Learned counsel went on to state that on triable issue the Notice of Appeal exhibit A has raised recondite issues of law for consideration. He referred to S.46(1) of the 1999 Constitution as interpretation of that constitution is in issue and it is a serious issue and it is triable. He referred to the grounds of appeal.
Learned counsel said the balance of convenience is in favour of the applicant. That respondents would lose nothing if the application is granted while applicant would lose everything if the application is not granted.
Mr. Omale said damages cannot adequately compensate the applicant in the event he succeeds on appeal.
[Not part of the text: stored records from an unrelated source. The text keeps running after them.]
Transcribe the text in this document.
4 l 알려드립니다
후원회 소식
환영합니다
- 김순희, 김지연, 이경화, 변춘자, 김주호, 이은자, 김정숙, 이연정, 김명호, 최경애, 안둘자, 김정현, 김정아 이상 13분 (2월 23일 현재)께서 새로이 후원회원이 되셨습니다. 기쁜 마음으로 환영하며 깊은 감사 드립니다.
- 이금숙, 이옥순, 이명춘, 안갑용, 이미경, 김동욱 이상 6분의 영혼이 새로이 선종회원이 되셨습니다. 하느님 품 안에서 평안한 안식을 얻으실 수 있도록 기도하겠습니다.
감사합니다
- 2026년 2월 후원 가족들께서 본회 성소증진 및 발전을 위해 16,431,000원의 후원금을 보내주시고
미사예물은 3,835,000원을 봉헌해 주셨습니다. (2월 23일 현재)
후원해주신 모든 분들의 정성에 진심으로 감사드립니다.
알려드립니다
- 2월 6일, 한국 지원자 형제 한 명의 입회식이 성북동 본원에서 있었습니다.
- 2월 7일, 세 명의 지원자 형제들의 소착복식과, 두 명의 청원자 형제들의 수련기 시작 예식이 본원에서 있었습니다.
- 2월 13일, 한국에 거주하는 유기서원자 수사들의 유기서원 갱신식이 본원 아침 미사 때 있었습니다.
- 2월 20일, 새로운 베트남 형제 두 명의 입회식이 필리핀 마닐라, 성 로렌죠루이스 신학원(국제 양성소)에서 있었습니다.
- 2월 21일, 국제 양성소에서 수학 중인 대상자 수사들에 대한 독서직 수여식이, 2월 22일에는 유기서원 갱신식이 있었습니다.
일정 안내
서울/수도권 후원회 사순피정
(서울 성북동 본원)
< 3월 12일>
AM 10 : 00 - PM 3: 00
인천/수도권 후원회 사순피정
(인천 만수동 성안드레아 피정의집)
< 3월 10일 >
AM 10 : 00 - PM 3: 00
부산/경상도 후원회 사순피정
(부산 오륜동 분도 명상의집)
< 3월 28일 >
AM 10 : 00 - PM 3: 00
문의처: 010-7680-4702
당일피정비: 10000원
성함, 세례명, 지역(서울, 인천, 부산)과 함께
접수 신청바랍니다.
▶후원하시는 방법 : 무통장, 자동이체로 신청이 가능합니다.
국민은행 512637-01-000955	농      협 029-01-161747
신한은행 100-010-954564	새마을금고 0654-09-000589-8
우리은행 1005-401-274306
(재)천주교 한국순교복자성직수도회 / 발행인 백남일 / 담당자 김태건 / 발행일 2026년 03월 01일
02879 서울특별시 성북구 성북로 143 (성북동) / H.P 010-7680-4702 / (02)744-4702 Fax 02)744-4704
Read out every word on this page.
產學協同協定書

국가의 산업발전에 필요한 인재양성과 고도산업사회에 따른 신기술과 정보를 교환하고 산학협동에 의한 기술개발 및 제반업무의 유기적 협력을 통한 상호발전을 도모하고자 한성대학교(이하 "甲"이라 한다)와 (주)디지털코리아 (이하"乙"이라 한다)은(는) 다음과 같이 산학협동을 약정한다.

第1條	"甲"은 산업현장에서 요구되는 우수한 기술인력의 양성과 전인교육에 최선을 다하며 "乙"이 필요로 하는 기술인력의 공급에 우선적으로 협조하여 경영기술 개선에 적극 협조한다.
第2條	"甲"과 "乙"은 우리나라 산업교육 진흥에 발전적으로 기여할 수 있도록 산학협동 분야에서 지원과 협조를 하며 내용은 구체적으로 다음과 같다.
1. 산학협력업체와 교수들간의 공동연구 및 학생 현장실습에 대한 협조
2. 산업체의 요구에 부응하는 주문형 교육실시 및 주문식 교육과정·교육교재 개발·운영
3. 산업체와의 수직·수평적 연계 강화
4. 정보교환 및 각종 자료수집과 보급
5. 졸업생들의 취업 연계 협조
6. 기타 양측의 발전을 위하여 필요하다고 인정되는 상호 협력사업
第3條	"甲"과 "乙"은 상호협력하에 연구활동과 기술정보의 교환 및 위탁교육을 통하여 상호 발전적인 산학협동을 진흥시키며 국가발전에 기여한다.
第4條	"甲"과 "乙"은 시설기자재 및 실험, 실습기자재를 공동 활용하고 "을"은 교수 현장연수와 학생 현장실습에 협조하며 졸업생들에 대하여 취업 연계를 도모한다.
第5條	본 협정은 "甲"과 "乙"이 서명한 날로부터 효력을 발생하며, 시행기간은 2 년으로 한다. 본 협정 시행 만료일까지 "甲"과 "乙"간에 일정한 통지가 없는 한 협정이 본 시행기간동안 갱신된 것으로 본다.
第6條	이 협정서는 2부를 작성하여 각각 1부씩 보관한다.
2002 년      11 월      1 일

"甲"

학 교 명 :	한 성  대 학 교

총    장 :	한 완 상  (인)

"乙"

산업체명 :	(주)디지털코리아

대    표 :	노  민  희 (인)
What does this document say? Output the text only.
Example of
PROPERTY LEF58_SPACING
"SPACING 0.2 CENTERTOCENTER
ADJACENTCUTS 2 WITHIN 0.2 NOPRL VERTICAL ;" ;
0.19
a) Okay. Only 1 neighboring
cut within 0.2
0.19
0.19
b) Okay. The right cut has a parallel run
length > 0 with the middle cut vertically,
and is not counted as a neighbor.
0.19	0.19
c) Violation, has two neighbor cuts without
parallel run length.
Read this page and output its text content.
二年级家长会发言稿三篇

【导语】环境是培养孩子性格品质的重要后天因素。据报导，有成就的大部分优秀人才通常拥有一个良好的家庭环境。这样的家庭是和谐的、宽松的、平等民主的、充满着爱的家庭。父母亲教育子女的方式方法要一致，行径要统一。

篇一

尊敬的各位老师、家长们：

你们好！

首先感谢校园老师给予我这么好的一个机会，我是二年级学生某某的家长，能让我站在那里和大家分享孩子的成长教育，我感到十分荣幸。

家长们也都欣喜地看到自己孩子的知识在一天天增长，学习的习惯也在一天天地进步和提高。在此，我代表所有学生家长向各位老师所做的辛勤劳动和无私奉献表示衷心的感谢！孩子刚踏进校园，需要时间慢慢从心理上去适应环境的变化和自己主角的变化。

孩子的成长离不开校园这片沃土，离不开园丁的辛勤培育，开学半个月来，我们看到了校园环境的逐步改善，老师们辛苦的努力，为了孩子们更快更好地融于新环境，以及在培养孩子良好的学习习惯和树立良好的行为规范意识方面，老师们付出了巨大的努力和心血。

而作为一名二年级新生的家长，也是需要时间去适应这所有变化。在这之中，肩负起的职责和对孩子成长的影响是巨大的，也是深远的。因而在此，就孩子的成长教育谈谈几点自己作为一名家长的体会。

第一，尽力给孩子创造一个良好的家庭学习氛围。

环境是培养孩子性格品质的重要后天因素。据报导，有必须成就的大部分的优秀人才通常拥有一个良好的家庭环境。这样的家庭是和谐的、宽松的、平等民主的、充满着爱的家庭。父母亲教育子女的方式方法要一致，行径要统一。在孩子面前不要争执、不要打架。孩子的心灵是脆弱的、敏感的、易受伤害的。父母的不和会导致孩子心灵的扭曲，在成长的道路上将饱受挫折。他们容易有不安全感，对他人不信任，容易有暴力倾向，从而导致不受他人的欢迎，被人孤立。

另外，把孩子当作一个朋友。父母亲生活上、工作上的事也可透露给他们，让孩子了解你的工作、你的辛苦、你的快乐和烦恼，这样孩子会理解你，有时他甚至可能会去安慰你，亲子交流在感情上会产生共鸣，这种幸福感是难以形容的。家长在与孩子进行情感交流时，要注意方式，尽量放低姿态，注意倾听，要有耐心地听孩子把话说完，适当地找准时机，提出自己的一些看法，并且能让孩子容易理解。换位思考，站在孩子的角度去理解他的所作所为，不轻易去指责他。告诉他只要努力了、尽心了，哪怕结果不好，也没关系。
That by paragraph 3(h) of the supporting affidavit, the applicant has shown that as a medical doctor he stands the risk of having his name removed from the register and such a damage can never be adequately compensated in damages.
In respect of the conduct of the parties learned counsel for the applicant said the applicant has conducted himself in a manner that will warrant a grant of this application while the respondents have shown that they are in a hurry to try and convict the applicant.
Learned counsel stated further that there is no counter affidavit and it is trite law that uncontroverted deposition in an affidavit are to be deemed correct and accepted by court as the true position and so the depositions are to be deemed correct. That the court should grant the applicant the order sought so as not to render nugatory the appeal before the Supreme Court.